Comme François Forget, spécialiste de Mars, pour qui "attirer des jeunes vers la science, sachant que la science et les technologies, c’est ce qui est capital pour l’avenir de la terre, rend les astronautes indispensables. Avec nos robots, on peut participer, mais les astronautes sont sans pareil pour inspirer les jeunes".
Quel message diffuser en priorité ? D'abord celui de la fragilité de la planète et la nécessité de la protéger. De l'espace, le constat est sans appel. Au point de rendre tous les astronautes écolos, même les américains. Philippe Perrin en est convaincu :
Aujourd’hui, on ne monte pas sur une fusée sans faire un pari sur le retour. On ne prend pas des risques pour faire un tour de manège. On le fait car il y a une urgence environnementale, et les astronautes se doivent d’être des ambassadeurs de ces questions.
Un luxe abordable
Mais les vols habités coûtent très cher. Trop cher ? Les robots ne peuvent-ils pas faire le travail ? "Le débat entre robots ou hommes est dépassé, estime Jean-François Clervoy. Les robots sont les éclaireurs, (...) mais les meilleures roches lunaires sont celles rapportées par le géologue Jacques Schmitt."
Selon l'Agence spatiale européenne, dans l'Union, la dépense pour les vols habités est de 1 euro par an et par habitant. Finalement, bien peu au regard des retombées.
Ce qui est difficile, réputé impossible, est un aiguillon pour l'innovation. Les airbags, les panneaux solaires des sondes spatiales, la télémédecine on les a ensuite retrouvés dans notre vie quotidienne.

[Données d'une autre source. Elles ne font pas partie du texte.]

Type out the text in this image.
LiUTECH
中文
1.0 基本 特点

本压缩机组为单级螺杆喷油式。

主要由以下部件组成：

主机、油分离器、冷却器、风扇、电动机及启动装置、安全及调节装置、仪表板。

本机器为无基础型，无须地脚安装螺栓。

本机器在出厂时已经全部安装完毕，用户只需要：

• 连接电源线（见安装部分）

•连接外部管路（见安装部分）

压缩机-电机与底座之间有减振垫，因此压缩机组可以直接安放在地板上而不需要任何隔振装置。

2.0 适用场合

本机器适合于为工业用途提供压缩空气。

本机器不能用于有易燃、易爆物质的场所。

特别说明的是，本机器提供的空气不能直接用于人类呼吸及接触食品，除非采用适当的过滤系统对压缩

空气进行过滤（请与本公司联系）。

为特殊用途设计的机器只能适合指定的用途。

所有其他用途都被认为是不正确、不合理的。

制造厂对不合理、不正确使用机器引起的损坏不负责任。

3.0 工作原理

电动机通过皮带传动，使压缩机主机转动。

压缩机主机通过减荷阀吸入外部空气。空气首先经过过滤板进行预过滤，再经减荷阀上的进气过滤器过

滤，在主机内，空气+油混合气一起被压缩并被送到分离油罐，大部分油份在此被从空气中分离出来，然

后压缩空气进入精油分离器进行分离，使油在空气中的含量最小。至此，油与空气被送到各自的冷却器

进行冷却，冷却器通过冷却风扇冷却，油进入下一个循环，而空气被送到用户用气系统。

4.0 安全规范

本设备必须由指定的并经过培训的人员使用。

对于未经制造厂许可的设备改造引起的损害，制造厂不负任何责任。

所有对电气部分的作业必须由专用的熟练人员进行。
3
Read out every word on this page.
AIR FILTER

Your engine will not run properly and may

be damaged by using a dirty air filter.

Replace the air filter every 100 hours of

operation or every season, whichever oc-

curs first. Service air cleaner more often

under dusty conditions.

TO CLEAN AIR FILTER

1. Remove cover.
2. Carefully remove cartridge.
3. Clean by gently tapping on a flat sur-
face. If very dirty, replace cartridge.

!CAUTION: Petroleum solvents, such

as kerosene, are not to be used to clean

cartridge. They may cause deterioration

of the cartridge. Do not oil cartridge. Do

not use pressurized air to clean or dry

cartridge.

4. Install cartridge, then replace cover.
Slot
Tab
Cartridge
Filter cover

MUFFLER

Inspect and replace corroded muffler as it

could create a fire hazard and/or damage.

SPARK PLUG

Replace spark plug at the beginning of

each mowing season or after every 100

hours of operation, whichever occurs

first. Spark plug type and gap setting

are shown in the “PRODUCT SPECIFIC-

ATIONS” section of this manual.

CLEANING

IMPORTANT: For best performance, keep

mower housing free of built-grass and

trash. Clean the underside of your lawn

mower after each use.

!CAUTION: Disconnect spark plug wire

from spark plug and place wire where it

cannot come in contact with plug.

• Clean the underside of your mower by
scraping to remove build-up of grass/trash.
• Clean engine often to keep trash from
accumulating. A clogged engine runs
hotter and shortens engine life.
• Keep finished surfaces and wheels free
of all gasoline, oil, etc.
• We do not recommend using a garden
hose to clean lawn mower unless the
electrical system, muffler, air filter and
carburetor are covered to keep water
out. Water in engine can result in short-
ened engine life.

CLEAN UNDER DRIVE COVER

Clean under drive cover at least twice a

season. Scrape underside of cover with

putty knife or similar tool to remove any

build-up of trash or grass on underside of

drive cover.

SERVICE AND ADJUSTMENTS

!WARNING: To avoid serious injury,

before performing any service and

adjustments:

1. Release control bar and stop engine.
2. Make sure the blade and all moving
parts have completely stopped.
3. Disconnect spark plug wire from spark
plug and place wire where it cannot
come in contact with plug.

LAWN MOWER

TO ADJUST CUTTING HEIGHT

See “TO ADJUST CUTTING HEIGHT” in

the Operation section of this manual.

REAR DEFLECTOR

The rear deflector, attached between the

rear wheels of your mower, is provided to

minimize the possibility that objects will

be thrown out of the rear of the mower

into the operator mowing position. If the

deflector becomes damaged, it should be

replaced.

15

On peut aussi se demander si entretenir un corps d'astronautes, ce n'est pas aussi une histoire de prestige. On fait partie du club fermé des grandes nations spatiales – ou pas. La dernière à avoir intégré ce cénacle, c'est la Chine. Depuis la mise en orbite de son premier "taïkonaute", en 2003, avec une fusée nationale, Pékin repousse ses limites : depuis 2009, la Chine construit de sa propre station spatiale et, bientôt, elle pense pouvoir aller sur la Lune.
Plus forts ensemble
Il faut dire que, selon Isabelle Sourbès-Verger, chercheur en stratégie spatiale au CNRS, Pékin n'a pas le choix : le pays n'a à ce jour rejoint aucune coopération internationale (ESA, Nasa...).
La Chine coche les cases. En terme d’image, elle ne peut passer à côté de ces compétences que seuls maîtrisent les Russes et les Américains. De plus, le vol habité, par sa difficulté, est un défi intéressant pour les ingénieurs chinois.
Enfin, et on le mentionne rarement, la Station spatiale internationale (ISS) reste l'un des rares projets d'entente multilatérale. Seize pays sont associés au projet, dont la Russie et les États-Unis. Lesquels, on l'aura remarqué, n'ont pas réussi à appliquer sur terre la recette de convivialité qu'ils mettent en œuvre dans l'espace.